Ehab A. Abourashed
Chicago State University, USA
Dr. Abourashed graduated with a Bachelor of pharmaceutical sciences at Cairo University, Egypt. He obtained his Masters and Ph.D. degrees from the Universities of Tennessee and Mississippi, respectively. He worked as senior scientist at GlaxoSmithKline and director of quality assurance at ElSohly Labs, U.S.A. He was a faculty member at King Saud University prior to joining the College of Pharmacy at Chicago State University. He has more than 80 publications and presentations on natural products isolation, structure determination and microbial transformation as well as phytochemical, biochemical and environmental analysis. He is a member of many professional and honor societies.

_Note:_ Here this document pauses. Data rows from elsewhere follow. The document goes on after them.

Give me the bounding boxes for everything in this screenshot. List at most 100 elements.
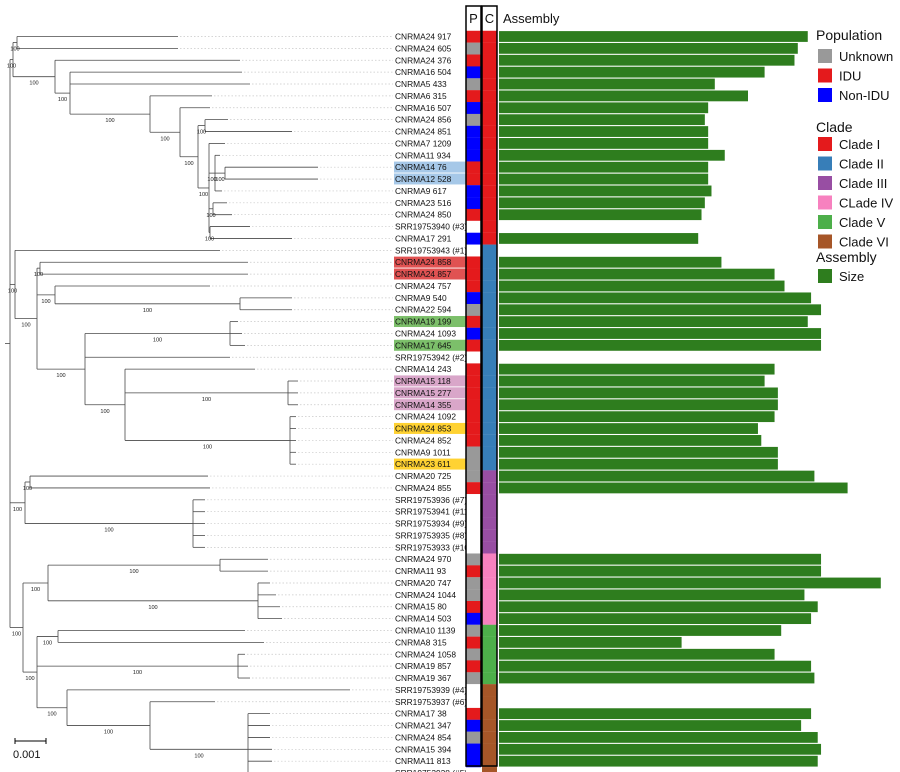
phylogenetic-tree [5,36,350,772]
clade-cell [482,410,497,423]
legend-swatch-clade [818,137,832,151]
bootstrap-label: 100 [205,237,214,243]
assembly-bar [499,589,805,601]
assembly-bar [499,339,822,351]
clade-cell [482,446,497,459]
tip-highlights [394,161,474,470]
legend-item-population: Unknown [839,49,893,64]
tip-label: CNRMA10 1139 [395,626,456,636]
legend-population-title: Population [816,27,882,43]
clade-cell [482,161,497,174]
population-cell [466,280,481,293]
clade-column [482,30,497,772]
population-cell [466,30,481,43]
clade-cell [482,494,497,507]
population-cell [466,208,481,221]
clade-cell [482,434,497,447]
population-cell [466,220,481,233]
legend-item-population: IDU [839,69,861,84]
assembly-bar [499,363,775,375]
clade-cell [482,517,497,530]
legend-swatch-assembly [818,269,832,283]
tip-label: CNRMA24 857 [395,269,452,279]
tip-label: CNRMA19 199 [395,317,452,327]
assembly-bar [499,316,808,328]
assembly-bar [499,173,709,185]
tip-label: CNRMA24 917 [395,32,452,42]
tip-label: CNRMA23 516 [395,198,452,208]
assembly-bar [499,672,815,684]
population-cell [466,410,481,423]
clade-cell [482,339,497,352]
tip-label: CNRMA20 747 [395,578,452,588]
assembly-bar [499,149,725,161]
clade-column-frame [481,5,498,767]
clade-cell [482,208,497,221]
tip-label: CNRMA16 507 [395,103,452,113]
assembly-bar [499,66,765,78]
tip-label: CNRMA15 394 [395,744,452,754]
tip-label: CNRMA24 1058 [395,649,456,659]
population-cell [466,743,481,756]
assembly-bar [499,387,778,399]
clade-cell [482,731,497,744]
assembly-bar [499,411,775,423]
tip-label: SRR19753938 (#5) [395,768,467,772]
tip-label: CNRMA15 277 [395,388,452,398]
assembly-bar [499,613,812,625]
tip-highlight [394,173,474,185]
tip-label: CNRMA20 725 [395,471,452,481]
population-cell [466,482,481,495]
tip-label: CNRMA24 970 [395,554,452,564]
clade-cell [482,149,497,162]
population-cell [466,268,481,281]
tip-label: CNRMA12 528 [395,174,452,184]
population-cell [466,660,481,673]
population-cell [466,42,481,55]
bootstrap-label: 100 [7,64,16,70]
tip-label: CNRMA22 594 [395,305,452,315]
tip-label: CNRMA24 1044 [395,590,456,600]
clade-cell [482,66,497,79]
assembly-bar [499,185,712,197]
bootstrap-label: 100 [13,507,22,513]
clade-cell [482,589,497,602]
assembly-bar [499,138,709,149]
assembly-bar [499,209,702,221]
population-cell [466,719,481,732]
clade-cell [482,565,497,578]
assembly-bar [499,423,758,434]
population-cell [466,422,481,435]
assembly-bar [499,399,778,411]
bootstrap-label: 100 [194,753,203,759]
tip-label: CNRMA24 854 [395,732,452,742]
tip-label: CNRMA6 315 [395,91,447,101]
clade-cell [482,470,497,483]
bootstrap-label: 100 [47,712,56,718]
clade-cell [482,541,497,554]
assembly-bar [499,458,778,470]
assembly-bar [499,197,705,209]
assembly-size-bars [499,31,881,767]
population-cell [466,707,481,720]
clade-cell [482,220,497,233]
assembly-bar [499,755,818,767]
tip-label: SRR19753939 (#4) [395,685,467,695]
clade-cell [482,684,497,697]
population-cell [466,696,481,709]
population-cell [466,244,481,257]
tip-highlight [394,339,474,351]
tip-label: CNRMA21 347 [395,721,452,731]
clade-cell [482,185,497,198]
tip-label: SRR19753933 (#10) [395,542,472,552]
clade-cell [482,660,497,673]
clade-cell [482,577,497,590]
tip-label: SRR19753936 (#7) [395,495,467,505]
population-cell [466,363,481,376]
assembly-bar [499,720,802,731]
population-cell [466,137,481,150]
bootstrap-values: 1001001001001001001001001001001001001001… [7,46,225,759]
bootstrap-label: 100 [10,46,19,52]
tip-label: CNRMA23 611 [395,459,451,469]
population-cell [466,232,481,245]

The fruit of Maclura pomifera tree (Raf.) Schneid. (family Moraceae), commonly known as horse apple, has traditionally been used as an insect repellant and its extract is a strong antioxidant. The major constituents of horse apple are the prenylated isoflavones pomiferin and osajin which are responsible for its antioxidant activity as well as other activities, such as cardioprotective and antitumor effects. The tree grows in Southern United States and the Midwest and produces its fruits in abundance during late summer and fall making it a rich and sustainable source for medicinally useful natural products. The first goal of this project was to identify horse apple sources and the best sample preparation procedures leading to extracts with high isoflavone content. The second goal was to investigate the activity of horse apple in new targets for certain disease conditions. To achieve the first goal, a reversed-phase HPLC method was developed, validated and applied to determine the effect of geographical location, degree of development and sample preparation on the levels of pomiferin and osajin in horse apple. For the second goal, the total methanolic extract was evaluated in two panels of in vitro assays for anti-inflammatory activity (Inhibition of iNOS and NF-kB/induction of NAG), and inhibition of tau protein fibrillation. Phytochemical analysis indicated that the isoflavone content in horse apple may exceed 5% of dry weight and that the degree of maturity of the fruit has a significant effect on its isoflavone content. Some promising results were also obtained from the preliminary in vitro evaluation of the total extract.